Get in car, house pulls up and the lights are off

I’ve been spending so much time arguing with people who seem hell-bent against me doing things the way they should be done (because I’ve fixed just enough screw-ups in my day to know when to spot a problem barreling at me like a runaway freight train) that, well, a screw-up of my own was pretty much inevitable.

Nobody died or anything. In fact, all I have to say is that some impeccable copy went out to people who were supposed to receive it. I know what the bigger problem is, but that’s an argument that is about two pay grades up. The more-immediate problem is that I’ve lost so many senseless battles this week that I just assumed this was a task I could crank out and feel like I achieved something.
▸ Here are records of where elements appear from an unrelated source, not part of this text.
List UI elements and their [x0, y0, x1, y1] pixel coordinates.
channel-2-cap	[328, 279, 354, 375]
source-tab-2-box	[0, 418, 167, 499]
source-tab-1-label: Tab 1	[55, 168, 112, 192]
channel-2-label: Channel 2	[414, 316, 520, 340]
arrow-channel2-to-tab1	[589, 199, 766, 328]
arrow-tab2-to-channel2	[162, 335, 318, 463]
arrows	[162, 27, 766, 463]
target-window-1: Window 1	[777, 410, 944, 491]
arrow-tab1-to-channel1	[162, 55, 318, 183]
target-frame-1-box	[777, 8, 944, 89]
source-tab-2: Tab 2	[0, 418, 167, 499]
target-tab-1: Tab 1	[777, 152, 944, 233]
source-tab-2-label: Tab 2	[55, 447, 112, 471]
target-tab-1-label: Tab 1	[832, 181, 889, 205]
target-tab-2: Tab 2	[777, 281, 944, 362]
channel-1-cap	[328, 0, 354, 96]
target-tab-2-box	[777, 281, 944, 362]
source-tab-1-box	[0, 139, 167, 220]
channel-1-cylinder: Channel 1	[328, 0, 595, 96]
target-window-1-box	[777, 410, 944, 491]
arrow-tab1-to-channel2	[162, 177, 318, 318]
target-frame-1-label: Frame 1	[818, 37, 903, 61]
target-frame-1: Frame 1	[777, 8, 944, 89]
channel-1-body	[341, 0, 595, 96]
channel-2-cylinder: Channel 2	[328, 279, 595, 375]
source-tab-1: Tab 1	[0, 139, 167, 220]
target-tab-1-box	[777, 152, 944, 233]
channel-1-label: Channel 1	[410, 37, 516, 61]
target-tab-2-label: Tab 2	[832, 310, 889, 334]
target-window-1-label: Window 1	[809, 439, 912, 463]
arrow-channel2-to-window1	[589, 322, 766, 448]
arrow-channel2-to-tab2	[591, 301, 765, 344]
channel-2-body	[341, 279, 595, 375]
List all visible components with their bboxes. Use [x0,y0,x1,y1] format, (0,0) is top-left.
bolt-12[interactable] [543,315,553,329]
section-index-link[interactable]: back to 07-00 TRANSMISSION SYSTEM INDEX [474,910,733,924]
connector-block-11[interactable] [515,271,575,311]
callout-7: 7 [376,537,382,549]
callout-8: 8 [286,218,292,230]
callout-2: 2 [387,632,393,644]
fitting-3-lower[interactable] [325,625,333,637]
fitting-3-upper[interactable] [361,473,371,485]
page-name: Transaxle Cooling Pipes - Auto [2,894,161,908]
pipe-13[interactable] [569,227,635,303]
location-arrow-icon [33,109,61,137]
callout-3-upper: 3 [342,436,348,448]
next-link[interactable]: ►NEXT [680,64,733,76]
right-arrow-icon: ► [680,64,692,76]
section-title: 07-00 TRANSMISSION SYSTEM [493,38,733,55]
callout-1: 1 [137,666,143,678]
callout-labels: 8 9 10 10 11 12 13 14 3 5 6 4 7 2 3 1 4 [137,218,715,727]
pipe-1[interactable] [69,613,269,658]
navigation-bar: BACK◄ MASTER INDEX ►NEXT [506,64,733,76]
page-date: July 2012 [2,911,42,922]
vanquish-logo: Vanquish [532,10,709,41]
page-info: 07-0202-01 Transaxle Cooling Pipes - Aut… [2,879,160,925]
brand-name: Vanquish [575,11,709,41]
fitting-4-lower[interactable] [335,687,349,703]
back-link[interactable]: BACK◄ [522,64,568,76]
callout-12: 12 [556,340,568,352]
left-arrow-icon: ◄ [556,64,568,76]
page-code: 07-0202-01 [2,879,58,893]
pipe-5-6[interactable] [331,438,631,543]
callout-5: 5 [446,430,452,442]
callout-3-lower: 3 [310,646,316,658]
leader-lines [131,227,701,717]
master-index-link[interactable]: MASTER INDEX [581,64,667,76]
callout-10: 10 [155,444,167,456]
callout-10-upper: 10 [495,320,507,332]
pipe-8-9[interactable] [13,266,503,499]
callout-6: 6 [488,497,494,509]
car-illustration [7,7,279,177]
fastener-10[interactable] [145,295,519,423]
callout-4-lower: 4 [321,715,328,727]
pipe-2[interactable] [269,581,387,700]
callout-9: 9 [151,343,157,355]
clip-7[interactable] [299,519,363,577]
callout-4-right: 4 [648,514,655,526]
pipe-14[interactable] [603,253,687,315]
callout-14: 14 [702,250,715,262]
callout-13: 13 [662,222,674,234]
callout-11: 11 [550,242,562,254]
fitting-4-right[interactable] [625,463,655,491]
(I was wholly opposed to the task itself on a fundamental level. So I sort of did the Band-Aid thing with it — just rip it off, get it overwith and fugettaboutit.)

Besides, you give me a task, I do it. I do not sit on it or wonder what the hell just happened. (Well, not most of the time.)

What burns my ass is that if the Internet had just gone down a half-hour earlier, I wouldn’t have had people about four pay grades above mine in my cubby asking what the hell just happened. 🙂

OK, what really kills me is how much time you spend in a day making everything “just so” and helping your stars to shine and banging the other, ah, wire hangers into some sort of shape that you can’t beat them with. You correct a dozen mistakes in a day but when you make one? It’s on a grand level. My mistakes are few, but boy are they public. *sigh*

I think my people understand that you just get tired and you just juggle everything in and that you’re on autopilot, mostly. It’s like when you’re so tired at night that “you get in the car and the house pulls up.” You don’t know how you get through a day sometimes — you just do, and that’s victory enough.

Anywho, the tornado watch of yesterday brought storms that wiped out the power all over metro D.C. for several hours. We had to give up at work around 5 — it was my battery backup dying that did me in, not to mention that all the local cafes with free Wi-Fi were also sitting in the dark, too, so I was screwed on all accounts.

There wasn’t a functional traffic light anywhere that I had to travel, which let me tell you that there is ONLY so much joy that I can take in a day. Yarr. While there were cops directing traffic at some of the main intersections, you just couldn’t trust your fellow D.C./Md./Va. drivers to exert courtesy anywhere else. It was spectacularly frightening.

Worse still was taking the freeway, which I did because there are no traffic lights. But the freeway was jammed with folks also giving up on working. But then the lights at the off-ramps weren’t working, so can we say clusterfuck, boys and girls? I’ll bet you can!

And of course there was no food at home, which was great because I didn’t lose anything in the power outage, but that meant A) braving the streets again, as it had turned into the Wild West of “it’s everybody’s turn!” at intersections, and B) oh yeah, where are the neighborhoods with functioning electricity?

I’m just so excited that it’s now 6:30 a.m. and I finally have everything (power, cable, Internet) back. I need to make an online purchase just to show Teh Intarwebs how much I missed them!